金無望道:“他雖能猜透我的心意,卻再也想不到我那時非但悲憤、忍耐的態度,乃是做作的,就連身子不能動,也有一半是假的。”

朱七七終於又忍不住道:“但……但你豈不是已被他點了穴道?”

金無望道:“那時驟出不意,他一指點來,我身子雖然不能閃避,但卻在暗中運氣擋了一擋,他那一指並未能點透我的穴道。”

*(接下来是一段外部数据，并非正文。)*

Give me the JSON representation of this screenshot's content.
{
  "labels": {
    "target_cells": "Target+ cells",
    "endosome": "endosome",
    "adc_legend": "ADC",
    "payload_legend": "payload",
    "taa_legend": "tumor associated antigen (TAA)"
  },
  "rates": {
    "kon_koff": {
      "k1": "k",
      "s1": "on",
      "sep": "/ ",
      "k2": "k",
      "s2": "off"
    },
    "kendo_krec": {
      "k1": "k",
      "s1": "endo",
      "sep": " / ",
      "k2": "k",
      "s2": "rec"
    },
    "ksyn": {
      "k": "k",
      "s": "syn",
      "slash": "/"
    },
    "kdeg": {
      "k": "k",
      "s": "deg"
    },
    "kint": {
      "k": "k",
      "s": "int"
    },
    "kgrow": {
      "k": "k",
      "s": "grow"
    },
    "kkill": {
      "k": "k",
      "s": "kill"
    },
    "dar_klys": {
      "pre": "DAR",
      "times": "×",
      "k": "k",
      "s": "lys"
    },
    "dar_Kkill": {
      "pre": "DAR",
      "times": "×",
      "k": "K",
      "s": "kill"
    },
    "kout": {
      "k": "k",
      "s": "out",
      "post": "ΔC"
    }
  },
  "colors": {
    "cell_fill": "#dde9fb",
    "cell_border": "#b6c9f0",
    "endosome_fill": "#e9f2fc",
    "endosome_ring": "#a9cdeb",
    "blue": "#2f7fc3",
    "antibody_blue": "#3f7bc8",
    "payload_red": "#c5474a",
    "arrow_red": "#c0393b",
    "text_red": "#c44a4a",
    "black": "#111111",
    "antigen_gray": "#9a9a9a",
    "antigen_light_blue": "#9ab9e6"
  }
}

沈浪道:“海內武功名師,若論運氣之術,柴玉關昔日已可算是此中大家,經過衡山會後,他成就想必更是驚人,只是我卻未想到,金兄竟也從他處得到此中訣竅,竟也能將一股真氣,運用得這般如意,這般巧妙。”

金無望臉上露出一絲悲愴之色,道:“柴玉關此人是善是惡,姑且不論,但他卻實有知人之明,用人之能,對門下之人,從無藏私。”

沈浪嘆道:“一代梟雄,自有非常人所不能及之處。若無過人之能,怎能行得出過人之惡……唉!不瞞你說,連我也急著一見其人之風采。”

金無望道:“但你豈非對他……”

沈浪道:“對他的惡毒行事,我雖痛恨,但對他的過人之智,過人之能,我卻當真也有些欽佩之意。”

金無望默然半晌,顯然不想再說這能令人佩服無比的一代梟雄不凡人物。